Prolog

82 7 5
                                    

"ZAHRA, bunda mau ngomong serius sama kamu," Bunda tiba-tiba berada di samping Zahra yang tengah bermain ponselnya disofa ruang keluarga.

"Astaghfirulah! bunda kapan sampainya? Zaffar mana, bukannya Zaffar yang mengantar bunda ke pengajian?" Zahra kaget dengan kehadiran bundanya yang tiba-tiba sudah pulang tanpa mengucap salam seperti biasa.

Bunda tersenyum tanpa menjawab pertanyaan Zahra, "Kamu harus janji sama bunda. Jagain Zaffar, jangan terus menyusahkan dia, ia selalu berusaha memenuhi kebutuhan kamu. Kamu tahu?
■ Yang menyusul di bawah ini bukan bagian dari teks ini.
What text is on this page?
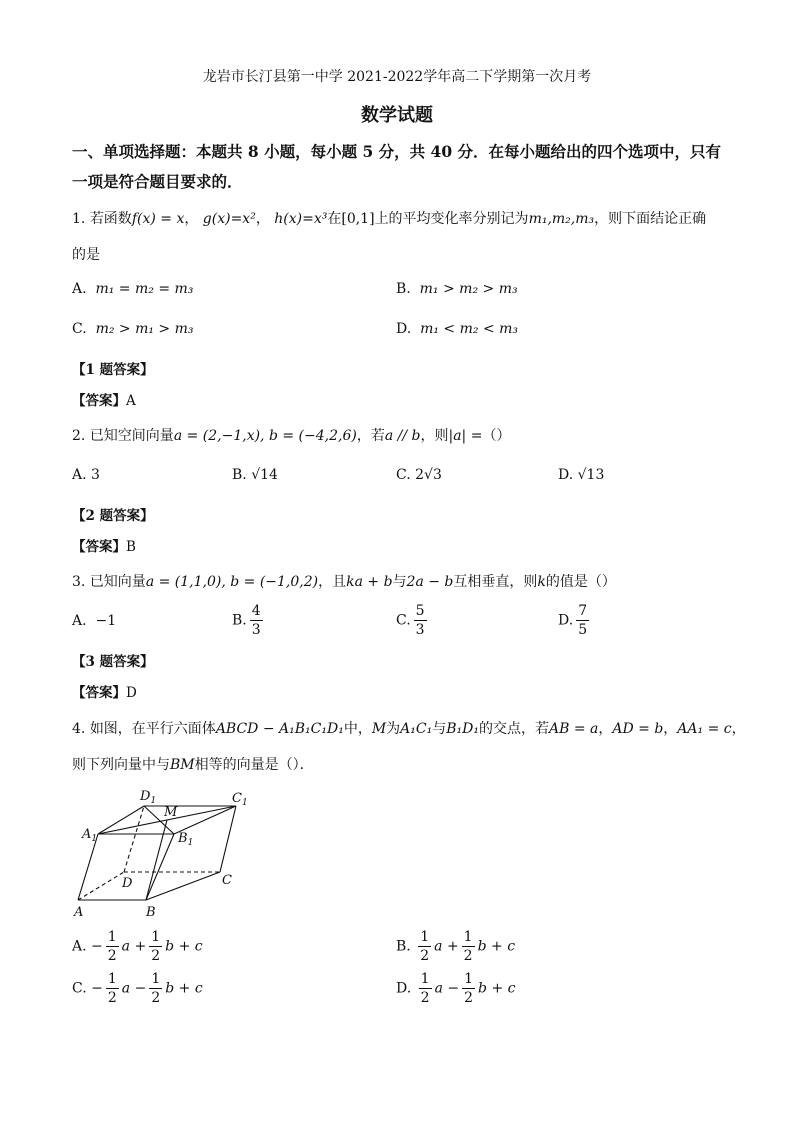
龙岩市长汀县第一中学 2021-2022学年高二下学期第一次月考
数学试题
一、单项选择题：本题共 8 小题，每小题 5 分，共 40 分．在每小题给出的四个选项中，只有一项是符合题目要求的．
1. 若函数f(x) = x， g(x)=x²， h(x)=x³在[0,1]上的平均变化率分别记为m₁,m₂,m₃，则下面结论正确
的是
A. m₁ = m₂ = m₃	B. m₁ > m₂ > m₃
C. m₂ > m₁ > m₃	D. m₁ < m₂ < m₃
【1 题答案】
【答案】A
2. 已知空间向量a = (2,−1,x), b = (−4,2,6)，若a // b，则|a| =（）
A. 3	B. √14	C. 2√3	D. √13
【2 题答案】
【答案】B
3. 已知向量a = (1,1,0), b = (−1,0,2)，且ka + b与2a − b互相垂直，则k的值是（）
A. −1	B. $\frac{4}{3}$	C. $\frac{5}{3}$	D. $\frac{7}{5}$
【3 题答案】
【答案】D
4. 如图，在平行六面体ABCD − A₁B₁C₁D₁中，M为A₁C₁与B₁D₁的交点，若AB = a，AD = b，AA₁ = c，
则下列向量中与BM相等的向量是（）．
A	B
C
D
$A_1$	$B_1$
$C_1$
$D_1$
M
A. − $\frac{1}{2}$ $a + \frac{1}{2}$ b + c	B. $\frac{1}{2}$ $a + \frac{1}{2}$ b + c
C. − $\frac{1}{2}$ $a - \frac{1}{2}$ b + c	D. $\frac{1}{2}$ $a - \frac{1}{2}$ b + c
Dia juga ikut menjadi punggung keluarga sejak kepergian ayah, dia menjadi juru masak di restoran dekat sekolah kamu," jelas bunda.

"Apa! Kenapa dia enggak pernah cerita ke aku Bun? Aku kembarannya," tanya Zahra tak percaya.

"Dia enggak ingin kamu mikirin soal ini, dia mau kamu fokus dengan sekolahmu, jangan marahkan Zaffar ya, dia melakukan ini juga demi kamu."

Cairan bening mulai berjatuhan tanpa diperintah. Zahra ingin memeluk bundanya tapi urung ia menyapu derasnya air mata dipipi.

"Satu lagi, Ra, bunda enggak mau Zaffar melupakan bunda, ayah, terlebih kamu, kembarannya. Dan peristiwa-peristiwa penting dalam hidup kalian dari kalian merangkak sampai merangkul."

"Bun, bunda juga bisa membantu Zaffar, kita berdua bisa melakukannya bersama-sama."

"Bunda enggak bisa sayang, bunda harus pergi. Tapi kamu? Kamu bisa. Berjanjilah untuk membantu dan selalu bersama Zaffar, Bunda percaya sama kamu, kamu juga harus jadi anak shalihah ya," pinta bunda terakhir kalinya.

Zahra mengangguk tersenyum, "Zahra janji."

DRRTT DRRTT.

Zahra mengambil ponselnya yang berada di meja depan sofa. Ia melihat nama yang tertera disana.

My 💛 twin

"Bentar ya Bun Zaffar nelfon," Zahra berjalan menjauhi Bunda untuk mengangkat telfon dari Zaffar.

"Assalamu'alaikum Zaff."

"Wa'alaikumusssalam. Zahra ..."

Terdengar suara isak tangis di sana. Zahra mengerutkan dahinya. Heran.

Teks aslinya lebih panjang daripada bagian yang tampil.